For those interested in cultural milestones, here is one to contemplate: The products of the postwar baby boom begin to turn 40 this year.
The baby boom is one of the great demographic achievements of U.S. history. After making it through the Great Depression and World War II, Americans decided to try something different. They bought automobiles, built houses, moved to the suburbs and raised a bumper crop of children, all with the help of government subsidies (highway construction, VHA and FHA loans, tax exemptions). Between 1946 and 1964, the birthrate soared. More than 70 million Americans were born--the most affluent, best educated and most self-conscious (and self-absorbed) generation in American history. In 1988, baby-boomers will represent almost half the electorate.
Now that the entire generation has reached political maturity, political strategists are asking, "So what?" For years, politicians, advertisers and media programmers have known that winning the baby boom meant controlling the market. Marketing specialists have had some success, but no one in politics seems to know how to reach the Pepsi generation. Many have tried, with limited success: George McGovern, Edmund G. Brown Jr., John Anderson, Gary Hart, even Ronald Reagan. One of the most striking facts about the 1984 presidential election is how undistinctive younger voters were; they voted 59%-41% for Reagan over Walter F. Mondale--the same way everyone else voted.
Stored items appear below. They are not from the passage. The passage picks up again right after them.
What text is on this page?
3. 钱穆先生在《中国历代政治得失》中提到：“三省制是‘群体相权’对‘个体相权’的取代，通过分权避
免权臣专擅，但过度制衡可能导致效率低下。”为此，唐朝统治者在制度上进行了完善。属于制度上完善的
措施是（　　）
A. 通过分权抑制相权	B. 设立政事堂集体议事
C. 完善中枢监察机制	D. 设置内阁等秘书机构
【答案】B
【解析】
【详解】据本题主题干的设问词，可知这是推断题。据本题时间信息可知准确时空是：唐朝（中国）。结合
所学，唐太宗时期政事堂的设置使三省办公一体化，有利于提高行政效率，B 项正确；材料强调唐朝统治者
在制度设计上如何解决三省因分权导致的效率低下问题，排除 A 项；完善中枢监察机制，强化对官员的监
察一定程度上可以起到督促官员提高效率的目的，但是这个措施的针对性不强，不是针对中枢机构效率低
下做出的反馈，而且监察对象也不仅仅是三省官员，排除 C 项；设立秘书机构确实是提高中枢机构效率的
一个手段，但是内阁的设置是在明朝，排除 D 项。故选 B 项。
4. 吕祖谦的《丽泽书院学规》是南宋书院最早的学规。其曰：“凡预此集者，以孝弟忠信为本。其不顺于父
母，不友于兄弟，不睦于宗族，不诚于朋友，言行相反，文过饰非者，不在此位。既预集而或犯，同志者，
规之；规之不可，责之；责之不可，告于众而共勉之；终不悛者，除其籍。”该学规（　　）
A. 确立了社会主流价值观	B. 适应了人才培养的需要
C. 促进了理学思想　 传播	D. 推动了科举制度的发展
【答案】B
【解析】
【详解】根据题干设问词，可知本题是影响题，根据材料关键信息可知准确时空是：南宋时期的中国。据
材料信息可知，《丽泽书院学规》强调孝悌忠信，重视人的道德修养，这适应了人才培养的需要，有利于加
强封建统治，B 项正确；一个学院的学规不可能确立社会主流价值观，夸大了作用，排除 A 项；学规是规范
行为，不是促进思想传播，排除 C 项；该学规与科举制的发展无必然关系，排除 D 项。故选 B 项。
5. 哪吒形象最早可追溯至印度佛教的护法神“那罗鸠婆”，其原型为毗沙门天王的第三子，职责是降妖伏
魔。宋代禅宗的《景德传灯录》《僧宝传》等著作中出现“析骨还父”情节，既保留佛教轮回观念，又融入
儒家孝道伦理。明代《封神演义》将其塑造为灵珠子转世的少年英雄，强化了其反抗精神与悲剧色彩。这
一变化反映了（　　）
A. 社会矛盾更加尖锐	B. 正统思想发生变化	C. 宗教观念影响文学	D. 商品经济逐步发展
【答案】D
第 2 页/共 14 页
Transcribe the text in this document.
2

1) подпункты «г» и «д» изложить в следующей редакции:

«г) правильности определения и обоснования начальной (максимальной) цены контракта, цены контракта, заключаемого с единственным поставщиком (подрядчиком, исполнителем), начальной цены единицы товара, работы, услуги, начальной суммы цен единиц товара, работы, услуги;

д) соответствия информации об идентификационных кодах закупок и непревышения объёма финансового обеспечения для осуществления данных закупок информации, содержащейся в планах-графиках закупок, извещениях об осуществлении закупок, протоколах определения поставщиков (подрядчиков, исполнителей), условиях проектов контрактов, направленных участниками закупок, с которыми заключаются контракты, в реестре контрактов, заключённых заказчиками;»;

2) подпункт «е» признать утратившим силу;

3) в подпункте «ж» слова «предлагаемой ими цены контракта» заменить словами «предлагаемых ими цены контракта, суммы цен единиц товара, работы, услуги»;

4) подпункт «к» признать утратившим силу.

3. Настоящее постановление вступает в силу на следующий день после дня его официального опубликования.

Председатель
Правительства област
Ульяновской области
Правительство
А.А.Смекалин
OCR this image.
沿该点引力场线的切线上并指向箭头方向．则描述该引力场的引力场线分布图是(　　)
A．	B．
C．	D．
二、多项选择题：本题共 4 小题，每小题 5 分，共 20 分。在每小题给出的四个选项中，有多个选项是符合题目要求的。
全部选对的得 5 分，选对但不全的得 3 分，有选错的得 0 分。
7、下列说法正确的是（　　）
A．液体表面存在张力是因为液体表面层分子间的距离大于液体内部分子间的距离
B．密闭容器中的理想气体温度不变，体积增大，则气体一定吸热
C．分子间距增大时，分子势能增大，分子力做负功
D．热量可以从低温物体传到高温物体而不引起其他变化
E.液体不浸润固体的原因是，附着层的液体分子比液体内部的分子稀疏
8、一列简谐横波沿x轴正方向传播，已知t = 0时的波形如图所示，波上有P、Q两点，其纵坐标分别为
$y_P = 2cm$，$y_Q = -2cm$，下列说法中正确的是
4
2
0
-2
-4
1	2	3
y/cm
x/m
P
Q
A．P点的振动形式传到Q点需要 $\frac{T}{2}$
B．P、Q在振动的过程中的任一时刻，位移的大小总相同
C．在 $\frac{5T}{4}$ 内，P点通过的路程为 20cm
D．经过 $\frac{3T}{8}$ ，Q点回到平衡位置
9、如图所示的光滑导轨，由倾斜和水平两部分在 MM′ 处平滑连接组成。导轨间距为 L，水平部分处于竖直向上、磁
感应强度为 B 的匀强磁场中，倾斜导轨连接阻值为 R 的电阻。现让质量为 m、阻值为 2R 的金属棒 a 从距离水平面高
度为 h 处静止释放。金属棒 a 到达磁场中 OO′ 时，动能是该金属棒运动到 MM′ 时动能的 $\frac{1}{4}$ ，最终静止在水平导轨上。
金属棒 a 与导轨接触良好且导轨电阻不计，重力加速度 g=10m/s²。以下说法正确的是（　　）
Neither the Republicans nor the Democrats have a particular advantage among baby-boomers. When asked their party preference, baby-boomers tend to be more independent than other voters. Nor does their ideology tip consistently left or right. On economic issues, baby-boomers tend to be free-enterprise-minded and suspicious of the big government, big labor commitments of the traditional Democratic Party. On social issues, however, they are strongly libertarian. Baby-boomers grew up with the civil-rights and women's-rights movements and are deeply antagonistic to the Moral Majority strain of thinking in the GOP.
Is there anything characteristic of the baby-boom generation--something a political figure can grab and ride to victory in 1988? There is, and it has less to do with ideology than with political style. It stems from the baby-boomers' particular generational experience. The simplest way to characterize that style is anti-Establishment. Baby-boomers reached maturity in an era when nothing worked the way it was supposed to--not government, not business, not labor, not the military, not religion, not even education. The assassination of President John F. Kennedy was a dividing point. Baby-boomers experienced a sharp dislocation between the naive idealism of the early 1960s and the dismaying failures of the late 1960s and 1970s. They became distrustful of ideologies as well as institutions. First their music and later their politics gave them a sense of generational distinctiveness, of seeing the world as "us" and "them."
The early baby-boomers grew up during the 1950s, the era of affluence and conformity. It was rock music that first gave them a sense of generational identity--music "we" appreciated and "they" didn't. From Elvis to Madonna, the whole point of rock music has been to shock the Establishment and make fun of bourgeois values. Music gave young people a feeling of identity, a sense of being a distinctive subculture. Interestingly, rock music also caught hold in another anti-bourgeois subculture--working-class England. (The French, on the other hand, have no talent for rock music. That is because they are the most completely bourgeois culture on earth.)
Is there an anti-bourgeois subculture in the United States? Of course there is--blacks. Rock music started out as black music (rhythm and blues), and the appreciation of black music went hand-in-hand with the earliest political experience of the baby-boom generation--namely, civil rights. From the civil-rights movement, baby-boomers learned about protest and idealism. Civil rights was one of the great moral revolutions in world history, and it raised the aspirations of an entire generation of Americans. They could make a difference. They decided the system could be changed.